All the DFT calculations were performed using the generalized gradient approximation of the Perdew-Burke-Ernzerhof functional within the Vienna Ab Initio Simulation Package 6.1 (VASP)³⁵. The core-valence interaction was represented by the projector augmented wave approach³⁶, and the energy cutoff for the plane wave was set to 400 eV. The Brillouin zone integration was sampled with Monkhorst mesh of 2 × 2 × 1 for all the geometry optimizations. The energy and force riteria for electron density convergence were set to 10^–4 eV and 0.05 eV Å^–1, respectively. MoS₂ monolayers of both 1 T and 2H phases were built with 16 Mo atoms and 32 S atoms. PDDA was represented by its monomeric repeating unit (MDDA). After optimizing the interaction configurations, the binding energies between MDDA/MDDA, MDDA/2H-MoS₂, and MDDA/1T-MoS₂ in a one-on-one mode was calculated. Furthermore, the interaction energies between MDDA/1T-MoS₂ in a one-between-two mode was calculated, where MDDA is positioned between two parallel 1T-MoS₂ monolayers with adjustable interlayer d-spacing from 20 to 10 Å. Taking the MDDA/1T-MoS₂ system as an example, the binding energy was calculated using Eq. (1),

$$\Delta E= E\,\left(1{\mbox{T}}{\mbox{-}}{\mbox{Mo}}{{\mbox{S}}}_{2}/{{\mbox{H}}}_{2}{\mbox{O}}/{\mbox{MDDA}}/{{\mbox{H}}}_{2}{\mbox{O}}\right)\\ -E\,\left(1{\mbox{T}}{\mbox{-}}{\mbox{Mo}}{{\mbox{S}}}_{2}/{{\mbox{H}}}_{2}{\mbox{O}}\right)-E\,\left({\mbox{MDDA}}/{{\mbox{H}}}_{2}{\mbox{O}}\right)$$

(1)

where E (1T-MoS₂/H₂O/MDDA/H₂O) represents the total energy of a combined system of a 1T-MoS₂ monolayer and an MDDA molecule in water, whereas E (1T-MoS₂/H₂O) and E (MDDA/H₂O) represents the energy of a 1T-MoS₂ monolayer and an MDDA molecule in water, respectively. Moreover, the Bader charge analysis was conducted for the MDDA/1T-MoS₂ system in the one-between-two mode at a fixed interlayer d-spacing of 10 Å.
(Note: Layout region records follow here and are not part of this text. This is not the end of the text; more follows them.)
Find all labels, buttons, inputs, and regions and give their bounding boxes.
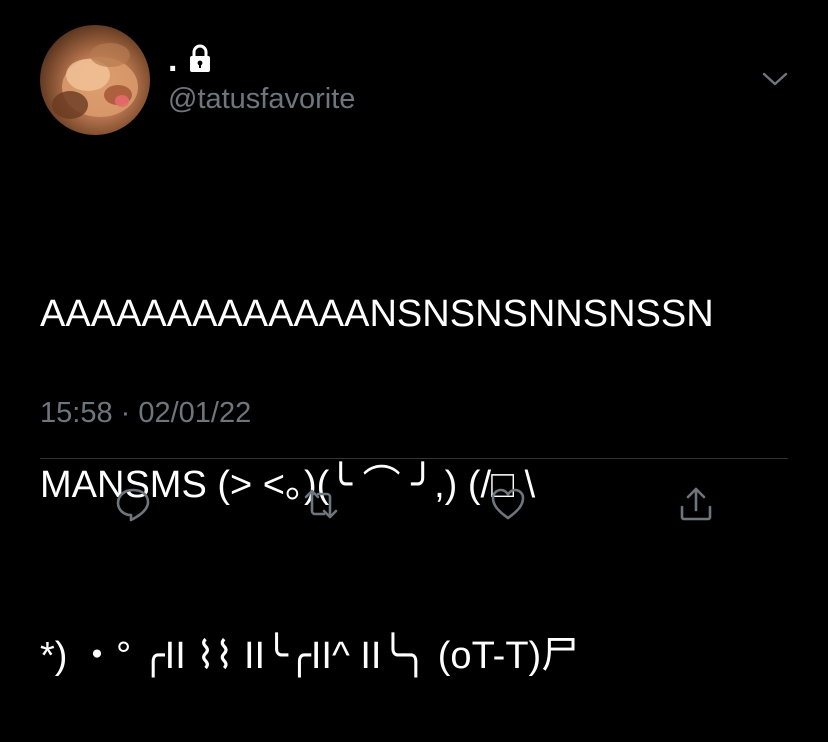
user-handle[interactable]: @tatusfavorite bbox=[168, 82, 355, 116]
retweet-icon bbox=[304, 489, 338, 519]
heart-icon bbox=[491, 488, 525, 520]
share-icon bbox=[680, 487, 712, 521]
lock-icon bbox=[190, 44, 210, 72]
display-name[interactable]: . bbox=[168, 40, 177, 80]
tweet-text-line: *) ・° ╭ΙΙ ⌇⌇ ΙΙ╰╭ΙΙ^ ΙΙ╰╮ (oT-T)尸 bbox=[40, 635, 580, 677]
chevron-down-icon[interactable] bbox=[760, 64, 790, 94]
like-button[interactable] bbox=[488, 484, 528, 524]
reply-button[interactable] bbox=[113, 484, 153, 524]
share-button[interactable] bbox=[676, 484, 716, 524]
tweet-timestamp[interactable]: 15:58 · 02/01/22 bbox=[40, 395, 251, 431]
divider bbox=[40, 458, 788, 459]
tweet-text: AAAAAAAAAAAAANSNSNSNNSNSSN MANSMS (> <。)… bbox=[40, 172, 800, 742]
reply-icon bbox=[116, 488, 150, 522]
avatar[interactable] bbox=[40, 25, 150, 135]
retweet-button[interactable] bbox=[301, 484, 341, 524]
tweet-text-line: AAAAAAAAAAAAANSNSNSNNSNSSN bbox=[40, 293, 714, 335]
Evaluation of separation performance

Separation performance of prepared MoS₂ membranes and benchmark commercial nanofiltration membranes (e.g., NF270 and NF90) was evaluated using a laboratory-made crossflow filtration system with an effective filtration area of 2.5 cm². The testing was conducted under applied pressure of 4 bar at room temperature with a crossflow rate of 80 L h^–1. Aqueous solutions of MgCl₂, MgSO₄, NaCl, or Na₂SO₄ (1 mg mL^–1, without pH adjustment) and simulated acidic wastewater containing MnCl₂, NiCl₂, CoCl₂, CuCl₂, or CrCl₃ (0.1 mg mL^–1, pH = 2) were used as the feed solution. All the membranes were compacted for 1 h to ensure a steady state before collecting the permeation solution. The water permeance (J, L m^–2 h^–1 bar^–1) was calculated using Eq. (2),

$$J=\frac{V}{A\times t\times \Delta P}$$

(2)

where V (L) is the volume of permeated solution, A (m²) the effective membrane area, t (h) the permeation time, and ΔP (bar) the applied pressure. The salt rejection (R, %) was determined according to Eq. (3),

$$R=\left(1-\frac{{c}_{{\mbox{p}}}}{{c}_{{\mbox{f}}}}\right)\times 100\%$$

(3)

where c_p and c_f are the solute concentrations of the permeate and feed, respectively. The salt concentration of MgCl₂, MgSO₄, NaCl, and Na₂SO₄ was determined by a conductivity metre (DDBJ-350, Shanghai Leici Instrument Company, China), while the accurate metal ion concentration was quantified by inductively coupled plasma optical emission spectrometry (ICP-OES, Optima 7300 DV, PerkinElmer, USA).